Adams, who was Oscar-nominated for her part in Junebug, is perfect in the fish-out-of-water role, getting laughs, and the audience's sympathies, simply by playing Giselle's twinkling naivety absolutely straight. She can sing, too. There's also rousing support from Susan Sarandon, as the witch, and from James Marsden, as the handsome, yet none-too-brainy prince who follows Giselle into the real world.
The joy of Enchanted is that it's a mischievous pastiche of Disney conventions, but it's also wholesome and, yes, enchanting. And it could be a sign that Disney is finally playing to its strengths. When it comes to hip, ironic 3D computer animation, Disney is never going to beat Pixar and Dreamworks, and they shouldn't bother to try. What children want from a Disney film is fairy tales, a few songs, and lush animation. Enchanted may be mostly live-action, but it still qualifies as Disney's best cartoon in years.

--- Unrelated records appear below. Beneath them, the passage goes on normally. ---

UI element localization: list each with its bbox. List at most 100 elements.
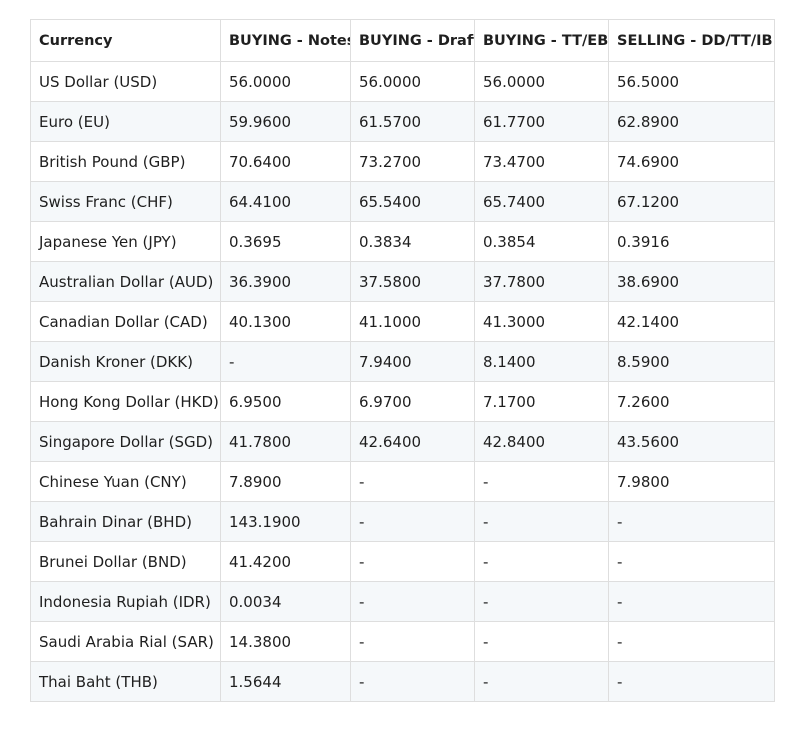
cell-currency: Thai Baht (THB) (30, 661, 221, 702)
cell-currency: Canadian Dollar (CAD) (30, 301, 221, 342)
cell-selling-dd-tt-ib: 74.6900 (608, 141, 775, 182)
cell-buying-tt-eb: 61.7700 (474, 101, 609, 142)
cell-currency: Swiss Franc (CHF) (30, 181, 221, 222)
cell-buying-draft: 56.0000 (350, 61, 475, 102)
cell-buying-notes: 1.5644 (220, 661, 351, 702)
table-row: Euro (EU) 59.9600 61.5700 61.7700 62.890… (30, 101, 775, 142)
cell-currency: Brunei Dollar (BND) (30, 541, 221, 582)
cell-buying-draft: 37.5800 (350, 261, 475, 302)
cell-selling-dd-tt-ib: - (608, 581, 775, 622)
cell-buying-notes: 14.3800 (220, 621, 351, 662)
cell-buying-draft: - (350, 461, 475, 502)
cell-buying-notes: 6.9500 (220, 381, 351, 422)
cell-buying-tt-eb: - (474, 661, 609, 702)
cell-buying-notes: 36.3900 (220, 261, 351, 302)
cell-selling-dd-tt-ib: 38.6900 (608, 261, 775, 302)
table-header-row: Currency BUYING - Notes BUYING - Draft B… (30, 19, 775, 62)
cell-buying-draft: 73.2700 (350, 141, 475, 182)
cell-currency: Chinese Yuan (CNY) (30, 461, 221, 502)
cell-buying-draft: - (350, 661, 475, 702)
table-row: Swiss Franc (CHF) 64.4100 65.5400 65.740… (30, 181, 775, 222)
cell-selling-dd-tt-ib: 7.2600 (608, 381, 775, 422)
cell-buying-tt-eb: 56.0000 (474, 61, 609, 102)
header-currency: Currency (30, 19, 221, 62)
cell-buying-tt-eb: 73.4700 (474, 141, 609, 182)
cell-buying-notes: 0.3695 (220, 221, 351, 262)
exchange-rate-table: Currency BUYING - Notes BUYING - Draft B… (30, 19, 775, 702)
cell-buying-notes: 40.1300 (220, 301, 351, 342)
header-buying-notes: BUYING - Notes (220, 19, 351, 62)
table-row: Chinese Yuan (CNY) 7.8900 - - 7.9800 (30, 461, 775, 502)
cell-selling-dd-tt-ib: - (608, 661, 775, 702)
cell-buying-notes: 59.9600 (220, 101, 351, 142)
cell-currency: Japanese Yen (JPY) (30, 221, 221, 262)
cell-currency: Hong Kong Dollar (HKD) (30, 381, 221, 422)
cell-buying-tt-eb: 8.1400 (474, 341, 609, 382)
header-selling-dd-tt-ib: SELLING - DD/TT/IB (608, 19, 775, 62)
cell-selling-dd-tt-ib: - (608, 621, 775, 662)
table-row: Indonesia Rupiah (IDR) 0.0034 - - - (30, 581, 775, 622)
cell-buying-notes: 41.4200 (220, 541, 351, 582)
table-row: Bahrain Dinar (BHD) 143.1900 - - - (30, 501, 775, 542)
cell-buying-notes: 0.0034 (220, 581, 351, 622)
cell-selling-dd-tt-ib: 62.8900 (608, 101, 775, 142)
table-row: British Pound (GBP) 70.6400 73.2700 73.4… (30, 141, 775, 182)
cell-buying-tt-eb: 37.7800 (474, 261, 609, 302)
table-row: Australian Dollar (AUD) 36.3900 37.5800 … (30, 261, 775, 302)
cell-buying-notes: - (220, 341, 351, 382)
exchange-rate-table-container: Currency BUYING - Notes BUYING - Draft B… (30, 19, 775, 702)
cell-buying-draft: 41.1000 (350, 301, 475, 342)
cell-buying-draft: - (350, 581, 475, 622)
cell-buying-tt-eb: - (474, 541, 609, 582)
cell-currency: Singapore Dollar (SGD) (30, 421, 221, 462)
cell-buying-tt-eb: 0.3854 (474, 221, 609, 262)
table-row: Thai Baht (THB) 1.5644 - - - (30, 661, 775, 702)
cell-buying-tt-eb: 41.3000 (474, 301, 609, 342)
cell-currency: Euro (EU) (30, 101, 221, 142)
cell-selling-dd-tt-ib: 43.5600 (608, 421, 775, 462)
cell-buying-tt-eb: 7.1700 (474, 381, 609, 422)
cell-selling-dd-tt-ib: 56.5000 (608, 61, 775, 102)
cell-buying-draft: 65.5400 (350, 181, 475, 222)
header-buying-tt-eb: BUYING - TT/EB (474, 19, 609, 62)
cell-buying-notes: 7.8900 (220, 461, 351, 502)
cell-buying-tt-eb: 65.7400 (474, 181, 609, 222)
cell-buying-draft: 6.9700 (350, 381, 475, 422)
cell-buying-draft: 42.6400 (350, 421, 475, 462)
table-row: Danish Kroner (DKK) - 7.9400 8.1400 8.59… (30, 341, 775, 382)
cell-buying-tt-eb: - (474, 581, 609, 622)
cell-buying-draft: 7.9400 (350, 341, 475, 382)
cell-selling-dd-tt-ib: - (608, 501, 775, 542)
cell-selling-dd-tt-ib: 67.1200 (608, 181, 775, 222)
cell-buying-tt-eb: - (474, 501, 609, 542)
table-row: Brunei Dollar (BND) 41.4200 - - - (30, 541, 775, 582)
cell-buying-draft: 61.5700 (350, 101, 475, 142)
cell-buying-notes: 64.4100 (220, 181, 351, 222)
cell-selling-dd-tt-ib: 8.5900 (608, 341, 775, 382)
table-row: US Dollar (USD) 56.0000 56.0000 56.0000 … (30, 61, 775, 102)
cell-buying-draft: - (350, 621, 475, 662)
cell-currency: Bahrain Dinar (BHD) (30, 501, 221, 542)
cell-buying-notes: 143.1900 (220, 501, 351, 542)
cell-currency: British Pound (GBP) (30, 141, 221, 182)
cell-buying-tt-eb: - (474, 461, 609, 502)
cell-buying-notes: 70.6400 (220, 141, 351, 182)
cell-buying-draft: - (350, 501, 475, 542)
cell-buying-draft: - (350, 541, 475, 582)
table-row: Saudi Arabia Rial (SAR) 14.3800 - - - (30, 621, 775, 662)
table-row: Singapore Dollar (SGD) 41.7800 42.6400 4… (30, 421, 775, 462)
cell-buying-tt-eb: - (474, 621, 609, 662)
header-buying-draft: BUYING - Draft (350, 19, 475, 62)
cell-currency: Indonesia Rupiah (IDR) (30, 581, 221, 622)
cell-currency: Saudi Arabia Rial (SAR) (30, 621, 221, 662)
cell-buying-tt-eb: 42.8400 (474, 421, 609, 462)
table-row: Canadian Dollar (CAD) 40.1300 41.1000 41… (30, 301, 775, 342)
cell-currency: US Dollar (USD) (30, 61, 221, 102)
cell-currency: Australian Dollar (AUD) (30, 261, 221, 302)
cell-buying-draft: 0.3834 (350, 221, 475, 262)
cell-selling-dd-tt-ib: 0.3916 (608, 221, 775, 262)
table-row: Japanese Yen (JPY) 0.3695 0.3834 0.3854 … (30, 221, 775, 262)
cell-currency: Danish Kroner (DKK) (30, 341, 221, 382)
cell-selling-dd-tt-ib: 42.1400 (608, 301, 775, 342)
cell-selling-dd-tt-ib: - (608, 541, 775, 582)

Speaking of hip, ironic, 3D computer animation, Bee Movie is co-written and co-produced by Jerry Seinfeld, who also voices its stripy hero, Barry B Benson. At first, Seinfeld's comic outlook fits surprisingly neatly into a world of cartoon insects, just as Woody Allen's did in Antz. In Bee Movie, bees work for the Honex corporation, a division of Honesco, and their lives are so short that they spend only three days at college. Then things start to go awry. It's weird enough when Barry starts dating a human florist, voiced by Renee Zellweger, but when he decides to sue the human race for using honey without the bees' permission it's like a brainstorming session in which no one had the courage to criticise the boss's bad ideas. The Seinfeldish gags keep buzzing along, but as the film flits from coming-of-age movie to romantic comedy to courtroom drama to disaster movie to heist movie and then back to disaster movie, it's so undisciplined that Bee Movie is a "C" at best.
It could be worse, though. Mr Magorium's Wonder Emporium is set in a magical toyshop owned by a 243-year-old wizard, played as a lisping simpleton by Dustin Hoffman. He's planning to hand over the store to his assistant, Natalie Portman. And that's all there is to it. There's forced whimsy by the bucketful, some shoplifting from Dr Seuss and Roald Dahl's own wonder emporia, and innumerable lectures about believing in yourself.
However, beneath all the quirkiness and the preachiness there's almost no story left on the shelves. Mr Magorium's Wonder Emporium is the setting for a film. Now someone just has to come up with the film.